= Samuel Martin (missionary) =

American 19th-century Presbyterian missionary

Samuel Martin (1825–1910) was an American Presbyterian missionary in Punjab from 1866 to 1910. Martin played a pivotal role in establishing Martinpur, a predominantly Christian village in today's Punjab.

== Life ==
Samuel and Lydia Martin, Midwesterners with agricultural roots, travelled to India, joining a cohort of Presbyterian missionaries. They settled in Punjab Province (British India) and now within modern-day Pakistan. Martin lived with his family for several years in Sialkot. He played an important role in converting disadvantaged people in society, especially those considered untouchables, but also Hindu, and Muslim landowners. (Note: During the colonial period, particularly in Punjab, various Christian missions, such as the United Presbyterian Mission, the Church of Scotland, and the Church Mission Society, actively pursued strategies of mass conversion, embedding their evangelical efforts within broader socio-cultural and institutional frameworks of the time.)

He was the first to baptise someone from this group and is said to have baptised several thousand of people around Narowal. Beyond evangelism, Martin also took an active interest in supporting the resettlement and integration of these new converts into society.

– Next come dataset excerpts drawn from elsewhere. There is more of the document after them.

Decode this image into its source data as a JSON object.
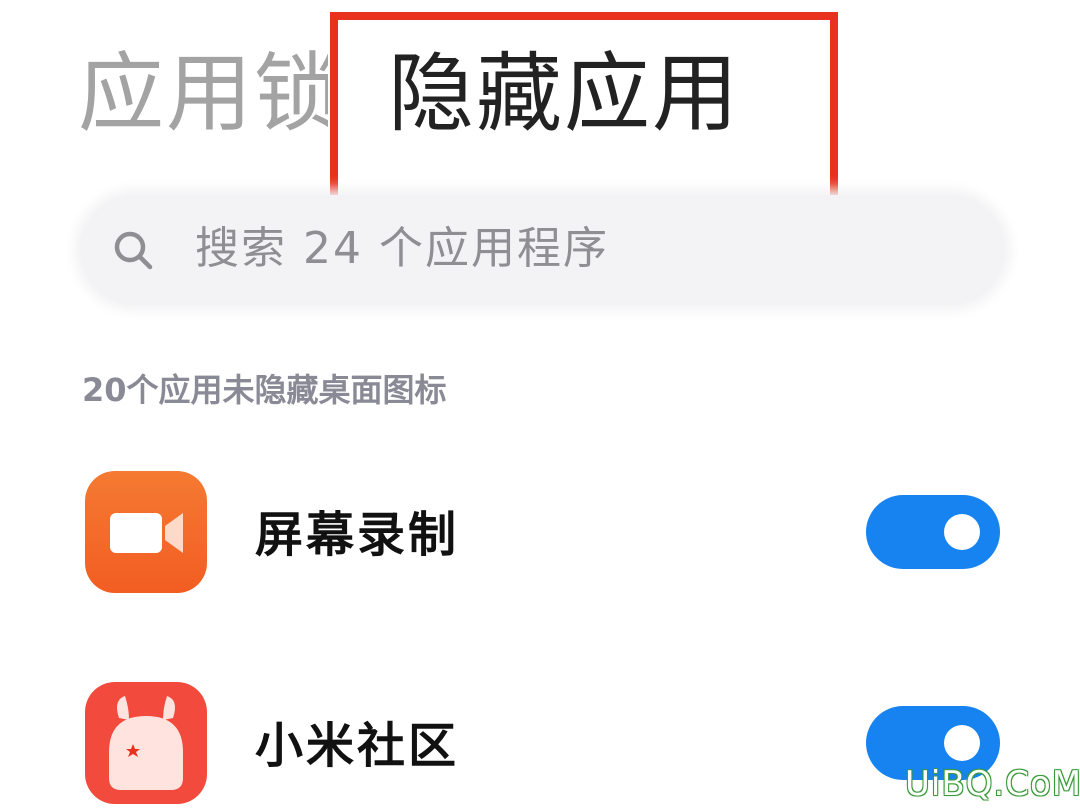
{
  "tabs": {
    "app_lock": "应用锁",
    "hidden_apps": "隐藏应用",
    "active": "hidden_apps"
  },
  "highlight": {
    "color": "#e8321e"
  },
  "search": {
    "placeholder": "搜索 24 个应用程序",
    "icon": "search-icon"
  },
  "section": {
    "header": "20个应用未隐藏桌面图标"
  },
  "apps": [
    {
      "name": "屏幕录制",
      "icon": "video-camera-icon",
      "icon_color": "#f46a2a",
      "toggle_on": true
    },
    {
      "name": "小米社区",
      "icon": "mi-bunny-icon",
      "icon_color": "#f24b3e",
      "toggle_on": true
    }
  ],
  "colors": {
    "toggle_on": "#1683f0",
    "tab_active": "#222222",
    "tab_inactive": "#a3a3a3"
  },
  "watermark": "UiBQ.CoM"
}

Following Lydia’s death in 1886, Samuel, undeterred, carried forward their shared vision, continuing the mission alongside his children with quiet perseverance and enduring commitment.

== Establishment of Martinpur ==

In 1898, Martin purchased land near a canal, later known as Martinpur. He selected 72 families from various parts of Punjab to settle in this new village, creating a community centred around Christian values and education. Martinpur quickly developed as a significant centre for the Christian population in the region.

== Contributions ==
Martin started the Christian Boys High School in Martinpur. Even though the school faced challenges, it was returned to the Presbyterian Education Board in 1998. Since then, the school has improved and has seen more students join and perform well in their studies. Over the years, the Christian Boys High School has educated more than 14,000 boys.

His two daughters, Emma Josephine Martin and Mary Rachel Martin, who were raised in Punjab, later made significant contributions to the field of education. Emma Josephine held leadership roles in advancing women's education, led the girls' school in Pathankot, she also taught at the prestigious Kinnaird College for Women in Lahore.

Samuel Martin was also known for his contributions to the development of Urdu metrical psalms, supporting efforts to make Christian liturgy more accessible to local congregations.